I’ve done some work that involves what I like to call ‘double bionic’ rats. These are deaf rats that are implanted with both cochlear neuroprosthetics and a high-channel recording array implanted over auditory cortex so that we can monitor neural signals as animals learn to use the implants. So we can combine behavioral performance with a neural readout to understand how they learn to use the implant to restore hearing. 

I started working on this model as a postdoc, and it’s something that I’m interested in working on in my own lab and possibly developing a closed-loop version of this, where you can actually reprogram the implant using information from the brain. There’s a big question [about] to what extent reprogramming can improve perception. Right now, if a cochlear implant recipient were to go to an audiologist, the audiologist would help tune that implant. We’re wondering whether or not we can use neural signals from the brain — EEG, for example, would be a really nice noninvasive way of collecting neural data — to help reprogram the implant for improved perception. So instead of the audiologist just using the recipient’s verbal report or their perceptual report, they could also use the neural signal as a tool for fine-tuning the stimulation protocols for the implant.

Q: What has it been like to start a faculty position during a pandemic? 
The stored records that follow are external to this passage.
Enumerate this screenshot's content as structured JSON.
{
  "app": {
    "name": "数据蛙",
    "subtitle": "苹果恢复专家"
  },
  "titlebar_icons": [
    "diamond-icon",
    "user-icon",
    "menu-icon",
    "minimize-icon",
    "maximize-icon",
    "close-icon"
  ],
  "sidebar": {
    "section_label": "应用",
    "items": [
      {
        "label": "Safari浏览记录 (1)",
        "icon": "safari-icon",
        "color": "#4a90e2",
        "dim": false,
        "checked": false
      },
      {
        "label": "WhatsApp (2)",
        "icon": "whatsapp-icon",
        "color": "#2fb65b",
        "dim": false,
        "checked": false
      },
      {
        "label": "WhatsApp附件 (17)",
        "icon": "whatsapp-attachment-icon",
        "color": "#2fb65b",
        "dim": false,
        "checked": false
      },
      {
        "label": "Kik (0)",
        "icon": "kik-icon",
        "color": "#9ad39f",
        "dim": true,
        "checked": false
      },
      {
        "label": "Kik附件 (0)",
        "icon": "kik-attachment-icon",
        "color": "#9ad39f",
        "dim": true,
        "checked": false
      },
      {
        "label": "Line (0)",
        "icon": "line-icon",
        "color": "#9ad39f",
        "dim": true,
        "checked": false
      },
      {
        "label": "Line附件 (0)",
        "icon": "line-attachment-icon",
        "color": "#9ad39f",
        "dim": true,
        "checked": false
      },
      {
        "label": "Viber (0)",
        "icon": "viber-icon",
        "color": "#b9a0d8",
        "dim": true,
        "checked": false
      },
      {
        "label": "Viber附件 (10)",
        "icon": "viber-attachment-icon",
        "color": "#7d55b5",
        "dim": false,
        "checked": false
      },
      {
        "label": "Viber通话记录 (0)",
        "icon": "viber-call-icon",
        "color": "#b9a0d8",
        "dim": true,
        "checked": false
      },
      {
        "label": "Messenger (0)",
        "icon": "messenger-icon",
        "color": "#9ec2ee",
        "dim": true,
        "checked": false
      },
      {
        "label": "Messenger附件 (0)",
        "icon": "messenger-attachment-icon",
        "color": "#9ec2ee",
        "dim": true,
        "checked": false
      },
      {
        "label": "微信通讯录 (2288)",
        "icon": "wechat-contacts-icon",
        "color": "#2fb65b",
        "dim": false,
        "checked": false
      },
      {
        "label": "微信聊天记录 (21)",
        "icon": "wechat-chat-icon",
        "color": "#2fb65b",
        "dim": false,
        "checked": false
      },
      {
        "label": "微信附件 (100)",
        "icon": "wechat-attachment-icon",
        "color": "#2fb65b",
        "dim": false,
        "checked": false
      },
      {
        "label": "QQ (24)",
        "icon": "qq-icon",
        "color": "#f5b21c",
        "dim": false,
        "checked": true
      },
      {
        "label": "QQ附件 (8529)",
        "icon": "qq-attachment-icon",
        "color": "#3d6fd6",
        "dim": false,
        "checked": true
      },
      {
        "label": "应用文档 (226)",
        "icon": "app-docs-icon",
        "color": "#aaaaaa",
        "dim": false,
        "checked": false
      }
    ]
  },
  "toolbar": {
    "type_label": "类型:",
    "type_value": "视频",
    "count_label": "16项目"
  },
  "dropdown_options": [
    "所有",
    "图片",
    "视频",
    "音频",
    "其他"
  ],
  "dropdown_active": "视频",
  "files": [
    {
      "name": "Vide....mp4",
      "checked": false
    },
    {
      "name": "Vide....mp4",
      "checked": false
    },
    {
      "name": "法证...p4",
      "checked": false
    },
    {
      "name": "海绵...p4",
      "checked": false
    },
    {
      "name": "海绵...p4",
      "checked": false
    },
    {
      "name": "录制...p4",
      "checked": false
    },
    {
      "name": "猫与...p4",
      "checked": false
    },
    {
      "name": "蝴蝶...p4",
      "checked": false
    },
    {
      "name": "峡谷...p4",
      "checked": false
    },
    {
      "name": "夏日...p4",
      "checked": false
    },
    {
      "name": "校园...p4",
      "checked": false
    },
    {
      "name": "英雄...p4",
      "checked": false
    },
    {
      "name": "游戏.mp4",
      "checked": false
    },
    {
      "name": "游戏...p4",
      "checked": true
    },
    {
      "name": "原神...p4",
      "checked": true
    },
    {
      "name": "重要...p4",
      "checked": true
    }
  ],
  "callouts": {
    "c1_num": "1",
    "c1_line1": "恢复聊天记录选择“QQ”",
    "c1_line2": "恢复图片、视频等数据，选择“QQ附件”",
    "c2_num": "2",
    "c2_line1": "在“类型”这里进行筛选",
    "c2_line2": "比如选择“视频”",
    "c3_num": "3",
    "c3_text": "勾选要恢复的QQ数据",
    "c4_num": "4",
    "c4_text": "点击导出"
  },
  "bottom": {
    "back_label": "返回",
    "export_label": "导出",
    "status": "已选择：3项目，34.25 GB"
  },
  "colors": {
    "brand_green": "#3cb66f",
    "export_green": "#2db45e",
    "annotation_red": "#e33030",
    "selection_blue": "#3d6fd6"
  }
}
A: Honestly, the past year has felt like a bit of a sprint, just with the move to Pittsburgh and then setting up the lab. It’s been pretty stressful, but luckily one of the undergraduate researchers that I worked with at NYU followed me to Pitt to help me set up the lab this summer. I just got so lucky. It was wonderful to have someone with me side by side, someone I knew, a familiar face helping me set up. I now have three technicians and two undergraduate students, and we started collecting neural data a few months after opening the lab. I’ve been busy with neural recordings during behavior and expanding the lab as I’m actively recruiting graduate students and postdocs.

Being a PI [principal investigator] is a really interesting experience, because you have to wear many hats. There are moments where I feel like I’m the lab technician, postdoc, and manager all at once. But in terms of the science, the possibilities are endless. As far as I’m concerned, it’s a truly rare opportunity to study whatever questions fascinate me and make some interesting discoveries. What can be better than that? 

Despite all the stuff with the pandemic, I feel very fortunate that the labs have remained open here, and that we can do our science safely. I haven’t had any major hiccups. Sometimes when you’re a scientist you just keep moving forward and you don’t look back. That’s sort of been my approach so far [laughs].